Well had he conned each mighty tome
Of Calvinist, Lutheran, Doctor of Rome,
And what the Philistine-Prelate writ,
And how the Puritan-David hit
The boastful giant with sling and stone,
And struck down the mitre that wrecked the throne.
The faintest shade of Arminian error
Well could his watchful eye detect,
And he thundered at it, in wrath and terror,
For comfort there of the Lord's Elect.
So he deemed he must faithful be
Unto the little flock that he
Tended and fed amid sore distress
In the lonely Church of the Wilderness.
Stronger he than the other two,
Learning and talent he did not lack;
Yet were there some things he could do
From which their souls would have shrunken back.
He was not so noble, I reckon, as they,
At least, he could stoop to a meaner way,
And did not feel it, but made a jest
Of what would have broken their soundest rest.
For the wee cock-lairds that were his flock,
They were as hard as the flinty rock;
And minded to have their gospel cheap,
Letting him sow if themselves might reap;
And, maybe, dealing with them had been
The blunting of feelings that once were keen;
And maybe the children's hungry cry
Quenched the gleam of his watchful eye.
Five hundred souls, when all were told,
Dwelt in the parish, young and old,
Well shepherded surely by pastors three
Who lived together in amity,
And had no quarrels, nor sought to rob
Each other's folds of a sheep or lamb,
And lived, far off from the noisy mob,
In a world of their own that was full of calm.
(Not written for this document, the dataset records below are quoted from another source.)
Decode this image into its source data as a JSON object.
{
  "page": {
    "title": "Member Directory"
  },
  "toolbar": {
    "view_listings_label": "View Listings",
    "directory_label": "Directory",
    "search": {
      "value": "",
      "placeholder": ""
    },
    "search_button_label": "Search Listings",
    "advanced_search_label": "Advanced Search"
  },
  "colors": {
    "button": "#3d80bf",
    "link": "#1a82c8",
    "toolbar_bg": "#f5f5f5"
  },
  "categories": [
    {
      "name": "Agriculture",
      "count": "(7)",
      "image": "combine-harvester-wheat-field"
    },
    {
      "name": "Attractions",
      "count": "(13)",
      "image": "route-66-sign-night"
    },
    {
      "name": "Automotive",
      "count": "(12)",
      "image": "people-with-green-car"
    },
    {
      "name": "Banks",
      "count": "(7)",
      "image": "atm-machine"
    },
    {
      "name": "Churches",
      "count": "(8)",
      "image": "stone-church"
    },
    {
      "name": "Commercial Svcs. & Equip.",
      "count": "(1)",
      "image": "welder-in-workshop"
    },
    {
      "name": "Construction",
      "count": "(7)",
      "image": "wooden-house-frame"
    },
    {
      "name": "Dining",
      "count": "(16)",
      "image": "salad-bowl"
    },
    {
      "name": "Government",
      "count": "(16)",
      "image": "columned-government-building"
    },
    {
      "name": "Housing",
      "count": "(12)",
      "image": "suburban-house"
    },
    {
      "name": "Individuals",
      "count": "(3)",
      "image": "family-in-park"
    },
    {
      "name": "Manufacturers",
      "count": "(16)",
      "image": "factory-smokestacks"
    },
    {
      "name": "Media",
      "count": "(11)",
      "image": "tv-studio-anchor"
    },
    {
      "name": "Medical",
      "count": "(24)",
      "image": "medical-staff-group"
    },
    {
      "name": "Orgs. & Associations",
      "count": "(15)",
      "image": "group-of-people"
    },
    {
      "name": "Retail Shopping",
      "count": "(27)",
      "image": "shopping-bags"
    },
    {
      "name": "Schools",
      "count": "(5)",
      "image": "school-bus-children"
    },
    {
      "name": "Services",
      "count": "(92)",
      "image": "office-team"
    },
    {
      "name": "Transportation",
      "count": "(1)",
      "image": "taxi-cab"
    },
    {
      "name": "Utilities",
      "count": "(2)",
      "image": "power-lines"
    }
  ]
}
Yet what could they do for the landward folk,
Or the fishers beneath the lighthouse rock?
What help to their welfare could they bring?
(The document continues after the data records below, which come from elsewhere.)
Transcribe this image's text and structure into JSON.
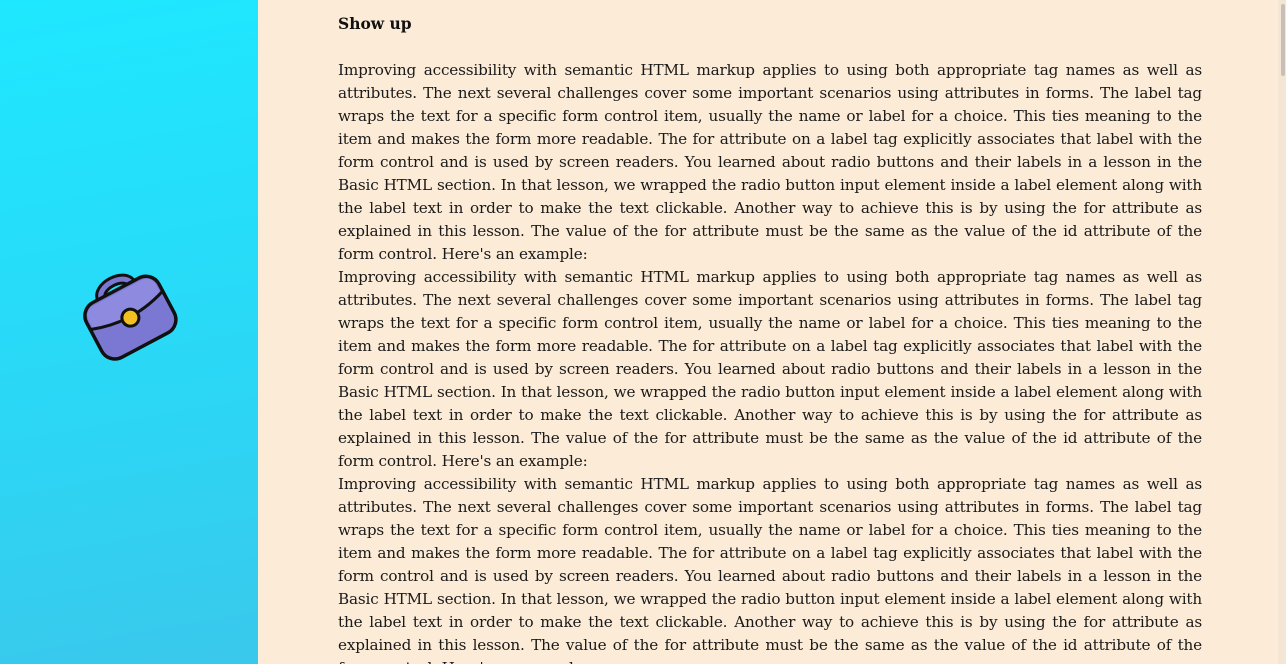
{
  "sidebar": {
    "icon": "briefcase-icon",
    "colors": {
      "gradient_start": "#1ee8ff",
      "gradient_end": "#3ac8ec",
      "bag_body": "#7b78d4",
      "bag_clasp": "#f2c022",
      "outline": "#111111"
    }
  },
  "main": {
    "background": "#fbebd7",
    "title": "Show up",
    "paragraphs": [
      "Improving accessibility with semantic HTML markup applies to using both appropriate tag names as well as attributes. The next several challenges cover some important scenarios using attributes in forms. The label tag wraps the text for a specific form control item, usually the name or label for a choice. This ties meaning to the item and makes the form more readable. The for attribute on a label tag explicitly associates that label with the form control and is used by screen readers. You learned about radio buttons and their labels in a lesson in the Basic HTML section. In that lesson, we wrapped the radio button input element inside a label element along with the label text in order to make the text clickable. Another way to achieve this is by using the for attribute as explained in this lesson. The value of the for attribute must be the same as the value of the id attribute of the form control. Here's an example:",
      "Improving accessibility with semantic HTML markup applies to using both appropriate tag names as well as attributes. The next several challenges cover some important scenarios using attributes in forms. The label tag wraps the text for a specific form control item, usually the name or label for a choice. This ties meaning to the item and makes the form more readable. The for attribute on a label tag explicitly associates that label with the form control and is used by screen readers. You learned about radio buttons and their labels in a lesson in the Basic HTML section. In that lesson, we wrapped the radio button input element inside a label element along with the label text in order to make the text clickable. Another way to achieve this is by using the for attribute as explained in this lesson. The value of the for attribute must be the same as the value of the id attribute of the form control. Here's an example:",
      "Improving accessibility with semantic HTML markup applies to using both appropriate tag names as well as attributes. The next several challenges cover some important scenarios using attributes in forms. The label tag wraps the text for a specific form control item, usually the name or label for a choice. This ties meaning to the item and makes the form more readable. The for attribute on a label tag explicitly associates that label with the form control and is used by screen readers. You learned about radio buttons and their labels in a lesson in the Basic HTML section. In that lesson, we wrapped the radio button input element inside a label element along with the label text in order to make the text clickable. Another way to achieve this is by using the for attribute as explained in this lesson. The value of the for attribute must be the same as the value of the id attribute of the form control. Here's an example:"
    ]
  }
}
What light to shine on the darkening road?

352

What song could they give their hearts to sing
When burdened with sorrow or death or—God?
What gospel had they to raise the soul
Above the weather and crops and beeves,
And spur them to run for the grander goal
In the world beyond these falling leaves?
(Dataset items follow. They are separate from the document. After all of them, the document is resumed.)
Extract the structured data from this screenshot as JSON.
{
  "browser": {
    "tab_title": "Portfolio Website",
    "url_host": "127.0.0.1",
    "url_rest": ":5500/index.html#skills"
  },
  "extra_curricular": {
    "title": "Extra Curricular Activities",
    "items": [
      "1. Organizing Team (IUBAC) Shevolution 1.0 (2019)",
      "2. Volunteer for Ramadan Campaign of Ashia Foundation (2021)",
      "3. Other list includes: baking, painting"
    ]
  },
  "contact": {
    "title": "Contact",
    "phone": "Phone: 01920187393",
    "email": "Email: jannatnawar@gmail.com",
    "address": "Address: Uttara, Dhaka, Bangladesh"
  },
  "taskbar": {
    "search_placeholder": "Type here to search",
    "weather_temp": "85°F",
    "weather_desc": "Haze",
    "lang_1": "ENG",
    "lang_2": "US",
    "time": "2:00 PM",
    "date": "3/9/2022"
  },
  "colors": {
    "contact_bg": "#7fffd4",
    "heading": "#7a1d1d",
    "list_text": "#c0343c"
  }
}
Respectable one, and easy-hearted,
He went about in a kindly way;
One lived in a world that had long departed;
And one was eager the slain to slay.
Meanwhile the people grew their oats,
And mended lines and nets and boats,
And made their malt, and brewed their ale,
And drank at wedding-feast and fair,
And harvest-home, and auction-sale;
And at the funerals took their share
Of heavy wines and waters strong,
As they bore the dismal bier along.
But there were mothers that were not wives,
And there were widows soon tired of weeping,
And there were prodigals wasting lives,
And sorrowful hearts that lay unsleeping,
Through weary nights long vigil keeping,
And they had their thoughts about life and death,
And sin and mercy and God and faith;
And, now and then, from the world without
There came to their souls strange wafts of doubt,
And things that were not in the catechism;
But how to deal with them no one knew.
They dreaded heresy, error and schism,
But wist not what of these thoughts were true,
Or what, if they were, they ought to do:
For the three good pastors kept their road,
And lightened not any one of his load.
Now, times are changed; there are not many more
Souls in the parish than were of yore,
Yet the pastors three have grown to four;
And their thoughts are run in a sharper mould,
And a spirit is there which was not of old.
It may be, their faith in God is more,
But they have not the same faith in each other;
It may be, they love Christ as before,
But they walk not so lovingly now together.
And yet a milder gospel tells
Of love that in the Father dwells,
And sweeter strains of praise are sung,
And bells in graceful spires are rung,
And they all walk in stricter ways,
And they all spend laborious days.
For life is there, and that is good,
Though it be young life in its selfish mood—
Life is there, with its warmth and power,
Its yearning hope, and its eager strife,
Its thought unfolding like a flower,
Its craving still for a fuller life,
Its futile effort, its failing faith,
Its fresh revival and confidence,
Its error too, like a misty wraith,
Ghost of some old forgotten sense—
Life with its loves, and hates, and fears,
Its wondrous joys, and its bitter tears,
Its follies, blunders, useless fights,
Its brooding shadows, and mystic lights:
Life has broken the slumberous spell,
And it is not all good,—yet it is all well.